When the door to one mayoral appointment closes, another one opens. Carlo Scissura, president and CEO of the New York Building Congress, was appointed by Mayor Eric Adams this week to chair a new Charter Revision Commission – a body that has the potential to propose significant changes to the city charter. Scissura lost out on a potential appointment at the beginning of Adams’ term to lead the city’s Economic Development Corporation after The City reported on his behind-the-scenes work on private property deals that looked an awful lot like lobbying.

Julie Menin -

As tensions flare over the Israel-Hamas war, New York City schools will send eighth graders to visit the Museum of Jewish Heritage starting this fall.

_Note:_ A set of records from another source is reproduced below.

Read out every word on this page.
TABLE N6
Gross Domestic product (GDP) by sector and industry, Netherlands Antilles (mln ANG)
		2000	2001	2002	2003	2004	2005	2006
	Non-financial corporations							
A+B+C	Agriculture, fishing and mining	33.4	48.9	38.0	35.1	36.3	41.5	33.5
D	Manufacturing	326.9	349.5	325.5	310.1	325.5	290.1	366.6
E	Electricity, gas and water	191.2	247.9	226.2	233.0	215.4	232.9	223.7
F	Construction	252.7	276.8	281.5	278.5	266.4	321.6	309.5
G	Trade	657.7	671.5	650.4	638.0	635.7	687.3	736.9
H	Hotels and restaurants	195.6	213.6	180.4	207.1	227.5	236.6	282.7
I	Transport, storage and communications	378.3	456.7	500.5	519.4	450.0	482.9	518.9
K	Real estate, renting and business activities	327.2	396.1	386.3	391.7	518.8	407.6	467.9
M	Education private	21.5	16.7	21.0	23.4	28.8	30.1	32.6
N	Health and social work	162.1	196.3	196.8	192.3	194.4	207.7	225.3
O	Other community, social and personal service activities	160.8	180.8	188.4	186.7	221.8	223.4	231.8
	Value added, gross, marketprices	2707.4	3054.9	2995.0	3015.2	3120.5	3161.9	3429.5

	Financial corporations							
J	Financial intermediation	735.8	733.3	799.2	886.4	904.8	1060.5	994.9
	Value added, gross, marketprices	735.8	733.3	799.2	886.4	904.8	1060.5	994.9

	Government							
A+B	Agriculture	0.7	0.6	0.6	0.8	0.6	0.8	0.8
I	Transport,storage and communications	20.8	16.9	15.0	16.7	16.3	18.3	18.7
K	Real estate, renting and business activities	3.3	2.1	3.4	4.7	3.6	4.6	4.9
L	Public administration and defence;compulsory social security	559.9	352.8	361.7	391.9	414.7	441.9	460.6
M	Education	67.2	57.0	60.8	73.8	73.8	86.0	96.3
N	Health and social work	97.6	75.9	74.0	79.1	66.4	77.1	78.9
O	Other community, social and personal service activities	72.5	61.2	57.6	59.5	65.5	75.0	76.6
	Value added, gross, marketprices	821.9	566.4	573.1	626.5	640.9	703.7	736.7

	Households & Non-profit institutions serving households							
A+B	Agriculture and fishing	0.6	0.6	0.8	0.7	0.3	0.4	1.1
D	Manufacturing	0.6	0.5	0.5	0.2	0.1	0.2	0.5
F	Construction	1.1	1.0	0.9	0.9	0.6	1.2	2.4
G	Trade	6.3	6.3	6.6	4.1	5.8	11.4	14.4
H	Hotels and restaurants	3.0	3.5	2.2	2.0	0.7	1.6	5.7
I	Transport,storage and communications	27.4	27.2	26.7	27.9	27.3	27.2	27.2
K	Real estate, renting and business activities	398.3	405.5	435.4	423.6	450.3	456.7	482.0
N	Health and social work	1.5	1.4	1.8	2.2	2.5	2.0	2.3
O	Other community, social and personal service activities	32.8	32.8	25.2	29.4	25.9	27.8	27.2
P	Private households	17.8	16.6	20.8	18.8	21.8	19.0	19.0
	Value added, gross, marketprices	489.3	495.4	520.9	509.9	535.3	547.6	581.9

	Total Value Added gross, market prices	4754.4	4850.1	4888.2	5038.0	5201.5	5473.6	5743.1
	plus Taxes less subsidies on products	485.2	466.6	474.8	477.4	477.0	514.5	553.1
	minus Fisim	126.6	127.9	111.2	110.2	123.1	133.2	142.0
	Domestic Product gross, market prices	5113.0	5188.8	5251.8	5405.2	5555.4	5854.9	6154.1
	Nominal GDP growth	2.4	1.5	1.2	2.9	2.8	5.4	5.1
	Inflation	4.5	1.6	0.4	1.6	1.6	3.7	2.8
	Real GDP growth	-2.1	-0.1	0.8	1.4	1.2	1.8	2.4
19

The program, which is part of the school system’s efforts to tackle antisemitism and other forms of hate, is the work of Jewish City Council Member Julie Menin, whose mother and grandmother survived the Holocaust. “We know there are Holocaust deniers,” she told the Times. “When you see this exhibition and you personally witness the stories of survivors, it truly makes a difference.”


Sue Donoghue -

Who knew the New York City parks commissioner is actually the no-fun police? It seems that Central Park rules prohibit balloons, tables, chairs, bubbles and “active sports” including tug-of-war and kickball – all staples of children’s birthday parties. Some parents are breaking the rules to allow their children to have fun birthdays, while others are setting up milk crates to put birthday cakes on. Central Park is a gem to be enjoyed, so let’s just let kids be kids.

Donald Trump -

After a stretch of gorgeous sunny days in the 70s and 80s, a thunderstorm barreled down over New York City – just in time for Donald Trump’s rally in the South Bronx. While the rain didn’t linger into the evening, the mud at Crotona Park kicked up by the heavy downpour sure did. As many Bronx elected officials prepared to counter rally Thursday morning, Rep. Alexandria Ocasio-Cortez took to X to express what was likely on many of their minds: “God is good.”

Patrick Ryder -

It’s not uncommon for police to close ranks in the face of scrutiny, particularly when officers or departments are accused of serious misconduct. But it seems no issue is too small for the Nassau County Police Department, which was just found to be in contempt of court for ignoring a judge’s order to hand over a phone directory to a reporter. Forget the class action lawsuit brought against Nassau police over alleged racial bias in traffic stops. Nassau Police Commissioner Patrick Ryder has been fighting the request for the directory for four years, and even an appellate division court order wasn’t enough for police to give up.